Laboratory analysis of a water quality sample links a lot of data and metadata to a singular point in time and space. However, the objectives for monitoring may span spatial and temporal scales from point sampling (e.g. at an outfall) to watershed assessment (e.g. to characterize waters; identify trends; assess threats; inform pollution control; guide environmental emergency response; and support the development, implementation, and assessment of policies and regulations).
Reconciling data- and metadata-dense analytical results with watershed-scale outcomes is a work-in-progress for many monitoring agencies.
Strategic design of water quality monitoring program networks can facilitate inference about the vast un-sampled space from the sparsely sampled points. Sites can be chosen as ‘index’ sites where the condition of water at that site is indicative of the condition of interest of one, or more, management objectives.
Direct sharing of data is one mechanism that works well for some end-uses. A sophisticated end-user who has specific questions about specific parameters at specific places and times can find the answers they need in discoverable, searchable, and accessible on-line data (e.g. is the presence of a given pesticide responsive to regulatory intervention?). The client ‘merely’ needs to choose exactly which samples, of exactly which parameters (there can be dozens), at exactly which locations, created by exactly which methods (for inter-comparability), and download the data for further analysis.
However, for the end-user who merely wants to find water that is swimmable, fishable, or drinkable the prospect of reviewing every parameter at every location for all recent samples and putting that data in the context of relevant guidelines and thresholds is far too onerous a task. For these users, water quality indices are a very good solution.

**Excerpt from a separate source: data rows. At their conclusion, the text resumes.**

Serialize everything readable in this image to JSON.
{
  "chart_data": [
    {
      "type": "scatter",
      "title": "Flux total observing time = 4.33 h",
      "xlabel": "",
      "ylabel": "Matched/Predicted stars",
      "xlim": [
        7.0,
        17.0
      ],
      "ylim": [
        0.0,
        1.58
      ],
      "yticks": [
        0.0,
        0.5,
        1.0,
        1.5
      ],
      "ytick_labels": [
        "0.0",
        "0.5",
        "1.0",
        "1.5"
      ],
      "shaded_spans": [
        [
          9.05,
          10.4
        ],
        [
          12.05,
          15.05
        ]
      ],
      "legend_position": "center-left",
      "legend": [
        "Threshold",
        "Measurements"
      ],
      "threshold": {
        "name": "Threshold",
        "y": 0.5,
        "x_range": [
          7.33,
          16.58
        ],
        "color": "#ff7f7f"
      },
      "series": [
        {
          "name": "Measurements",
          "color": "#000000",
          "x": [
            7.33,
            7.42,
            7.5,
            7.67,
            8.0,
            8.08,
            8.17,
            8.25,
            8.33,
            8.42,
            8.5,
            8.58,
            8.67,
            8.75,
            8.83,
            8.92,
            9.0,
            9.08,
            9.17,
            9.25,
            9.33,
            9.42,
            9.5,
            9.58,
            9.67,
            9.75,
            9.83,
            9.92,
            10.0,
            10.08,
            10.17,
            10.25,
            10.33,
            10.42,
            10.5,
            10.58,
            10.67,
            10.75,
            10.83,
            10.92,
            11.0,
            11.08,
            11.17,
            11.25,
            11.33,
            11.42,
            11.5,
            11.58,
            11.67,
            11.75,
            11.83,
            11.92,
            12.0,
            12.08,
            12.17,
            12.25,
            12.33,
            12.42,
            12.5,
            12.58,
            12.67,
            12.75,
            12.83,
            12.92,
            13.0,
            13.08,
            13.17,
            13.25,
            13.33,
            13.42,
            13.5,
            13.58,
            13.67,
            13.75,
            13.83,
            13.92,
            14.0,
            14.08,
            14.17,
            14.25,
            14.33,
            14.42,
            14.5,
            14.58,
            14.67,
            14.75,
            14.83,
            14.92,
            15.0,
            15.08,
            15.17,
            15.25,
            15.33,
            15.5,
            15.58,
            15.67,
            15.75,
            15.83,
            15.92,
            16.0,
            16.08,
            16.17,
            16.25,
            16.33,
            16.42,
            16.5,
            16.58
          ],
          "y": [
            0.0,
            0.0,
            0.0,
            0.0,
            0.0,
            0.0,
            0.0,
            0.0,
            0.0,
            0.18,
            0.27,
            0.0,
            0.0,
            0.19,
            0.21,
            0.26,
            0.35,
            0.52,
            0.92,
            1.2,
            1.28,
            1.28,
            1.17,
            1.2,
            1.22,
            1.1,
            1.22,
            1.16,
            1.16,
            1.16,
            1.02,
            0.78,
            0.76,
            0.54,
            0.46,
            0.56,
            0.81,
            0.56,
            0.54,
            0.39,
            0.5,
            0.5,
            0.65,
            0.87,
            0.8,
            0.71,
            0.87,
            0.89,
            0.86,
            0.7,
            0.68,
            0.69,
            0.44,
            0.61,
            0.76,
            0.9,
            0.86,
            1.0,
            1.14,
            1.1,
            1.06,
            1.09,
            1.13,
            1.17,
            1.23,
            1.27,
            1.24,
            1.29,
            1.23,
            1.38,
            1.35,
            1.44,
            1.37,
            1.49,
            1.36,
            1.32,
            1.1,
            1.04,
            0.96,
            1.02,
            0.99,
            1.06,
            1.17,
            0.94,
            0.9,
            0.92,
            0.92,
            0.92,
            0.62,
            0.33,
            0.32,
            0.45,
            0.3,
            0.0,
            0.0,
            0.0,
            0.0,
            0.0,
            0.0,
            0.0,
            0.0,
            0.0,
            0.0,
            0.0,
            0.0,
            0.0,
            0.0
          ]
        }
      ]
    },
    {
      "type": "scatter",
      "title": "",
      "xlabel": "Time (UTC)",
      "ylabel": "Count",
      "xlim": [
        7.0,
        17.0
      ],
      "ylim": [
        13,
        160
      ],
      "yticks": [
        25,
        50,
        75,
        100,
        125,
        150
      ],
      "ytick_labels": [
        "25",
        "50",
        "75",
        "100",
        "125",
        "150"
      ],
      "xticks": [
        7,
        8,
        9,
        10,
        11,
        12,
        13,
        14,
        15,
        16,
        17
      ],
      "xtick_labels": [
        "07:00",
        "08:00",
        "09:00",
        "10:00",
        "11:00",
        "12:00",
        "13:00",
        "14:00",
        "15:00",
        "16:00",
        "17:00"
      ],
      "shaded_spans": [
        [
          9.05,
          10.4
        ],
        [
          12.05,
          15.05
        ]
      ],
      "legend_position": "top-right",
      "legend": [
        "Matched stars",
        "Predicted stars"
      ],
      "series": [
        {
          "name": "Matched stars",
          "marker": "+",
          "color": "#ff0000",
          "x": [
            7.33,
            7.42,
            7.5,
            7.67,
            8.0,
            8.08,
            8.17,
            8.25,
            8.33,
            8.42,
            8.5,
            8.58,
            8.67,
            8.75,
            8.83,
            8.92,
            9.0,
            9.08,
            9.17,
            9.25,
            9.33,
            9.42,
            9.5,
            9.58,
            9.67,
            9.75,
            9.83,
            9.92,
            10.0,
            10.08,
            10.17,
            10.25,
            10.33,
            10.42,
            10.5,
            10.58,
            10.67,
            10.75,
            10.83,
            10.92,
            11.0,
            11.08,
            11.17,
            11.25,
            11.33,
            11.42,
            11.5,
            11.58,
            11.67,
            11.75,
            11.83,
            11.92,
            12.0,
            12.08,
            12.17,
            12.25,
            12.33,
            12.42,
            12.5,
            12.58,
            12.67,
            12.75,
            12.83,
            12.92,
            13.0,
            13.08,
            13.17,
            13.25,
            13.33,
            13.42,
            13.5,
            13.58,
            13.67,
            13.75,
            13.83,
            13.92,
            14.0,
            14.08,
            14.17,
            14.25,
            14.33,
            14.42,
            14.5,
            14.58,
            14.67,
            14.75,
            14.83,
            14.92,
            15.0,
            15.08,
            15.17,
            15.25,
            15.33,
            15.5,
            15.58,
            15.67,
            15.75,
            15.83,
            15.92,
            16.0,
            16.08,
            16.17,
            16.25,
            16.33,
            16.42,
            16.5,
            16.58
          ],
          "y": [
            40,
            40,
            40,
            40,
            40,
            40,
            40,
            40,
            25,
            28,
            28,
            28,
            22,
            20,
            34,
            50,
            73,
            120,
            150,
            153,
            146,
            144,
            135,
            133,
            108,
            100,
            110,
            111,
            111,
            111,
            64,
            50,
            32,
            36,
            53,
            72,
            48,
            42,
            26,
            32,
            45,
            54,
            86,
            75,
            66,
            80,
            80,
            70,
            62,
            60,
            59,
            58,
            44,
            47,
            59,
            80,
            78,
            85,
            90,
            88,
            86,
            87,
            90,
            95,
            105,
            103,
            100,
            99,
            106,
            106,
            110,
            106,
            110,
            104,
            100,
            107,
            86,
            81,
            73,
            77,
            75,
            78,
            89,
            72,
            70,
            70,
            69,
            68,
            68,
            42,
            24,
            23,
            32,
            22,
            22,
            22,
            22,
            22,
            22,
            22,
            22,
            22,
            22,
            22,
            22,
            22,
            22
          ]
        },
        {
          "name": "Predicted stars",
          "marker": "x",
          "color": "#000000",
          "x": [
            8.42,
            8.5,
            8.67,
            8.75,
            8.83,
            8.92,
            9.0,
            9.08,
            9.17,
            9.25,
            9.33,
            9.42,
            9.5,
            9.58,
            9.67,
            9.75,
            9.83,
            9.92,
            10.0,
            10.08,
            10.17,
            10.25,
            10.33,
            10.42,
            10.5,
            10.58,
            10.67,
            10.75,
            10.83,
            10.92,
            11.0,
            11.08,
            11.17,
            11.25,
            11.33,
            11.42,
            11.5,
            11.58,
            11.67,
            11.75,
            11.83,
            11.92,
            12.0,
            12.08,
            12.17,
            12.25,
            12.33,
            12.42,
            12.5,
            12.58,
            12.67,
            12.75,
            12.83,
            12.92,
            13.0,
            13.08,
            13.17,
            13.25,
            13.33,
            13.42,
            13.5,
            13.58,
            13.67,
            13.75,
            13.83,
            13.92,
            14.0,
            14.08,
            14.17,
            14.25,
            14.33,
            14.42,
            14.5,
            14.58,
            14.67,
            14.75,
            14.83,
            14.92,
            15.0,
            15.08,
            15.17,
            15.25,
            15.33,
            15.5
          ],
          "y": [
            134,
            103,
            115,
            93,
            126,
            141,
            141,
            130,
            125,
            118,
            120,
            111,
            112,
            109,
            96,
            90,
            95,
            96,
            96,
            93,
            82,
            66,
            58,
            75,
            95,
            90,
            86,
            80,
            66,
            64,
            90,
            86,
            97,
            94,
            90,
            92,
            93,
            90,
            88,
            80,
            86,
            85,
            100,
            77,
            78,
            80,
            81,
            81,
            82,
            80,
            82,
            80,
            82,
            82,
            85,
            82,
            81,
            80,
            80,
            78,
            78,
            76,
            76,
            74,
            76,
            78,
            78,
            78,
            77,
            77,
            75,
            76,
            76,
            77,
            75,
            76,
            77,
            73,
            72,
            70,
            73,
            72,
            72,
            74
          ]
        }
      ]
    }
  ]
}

A water quality index (WQI) is equivalent to the grade on a school report card. On some scale (often 0 to 100) all of the relevant data within an area of interest can be reduced into a single, easy to interpret number. There are a plethora of different water quality indices to choose from, each one tuned to locally relevant issues, priorities, regulations, and guidelines. Some are tuned to monitoring the natural environment (i.e. base state and influence of human activity), some to human health (i.e. consumption and recreation), and others to competitiveness (i.e. water fitness for purpose for industrial and agricultural uses).
Data sharing and WQI are like bookends to the problem of connecting water quality data to the many and varied societal objectives that demand timely, relevant, and reliable information about the condition of the water resource. At one end you have onerous granularity of information and at the other end you have a smearing of valuable precision in time, space, and parameter-specific dynamics. In both cases you have a lack of timeliness.
Somewhere between these extremes must be a solution that is ‘just right’.
In recent decades water resource managers around the world have embraced real-time reporting of continuous records of water level and discharge. The timeliness of these data has enabled many changes in how water resources are managed. Highly responsive and adaptive decisions based on what is happening as opposed to what has happened, or what could happen, is widely attributed with many improved outcomes for water supply management.
We know that flow and water quality are highly correlated as a result of integration of sources of varying water constituents (i.e. dilution and concentration). The integration of all contributing waters into flow at a specified location inherently connects point-scale observations to watershed-scale events.
Continuous monitoring and real-time communication from multi-probe water quality sensors is helping to bridge the considerable gap between observation-scale data and watershed-scale-outcomes for water quality. For example, specific conductance is a parameter that varies in accordance to the concentration of dissolved ions such as calcium, chloride, fluoride, magnesium, potassium, sodium, and sulphate.
However, increasing deployments of multi-probe sensors is not enough as one must also take into consideration flow.
Following our example above, synchronization of discrete laboratory analyses with continuous monitoring of specific conductivity and discharge calculations from continuous gauging stations can reveal which ions are influential at which flow regimes providing real insight into not only what is happening but why. This improved understanding of spatial and temporal dynamics of water quality parameters improves the inference that can be made across all relevant time and space scales.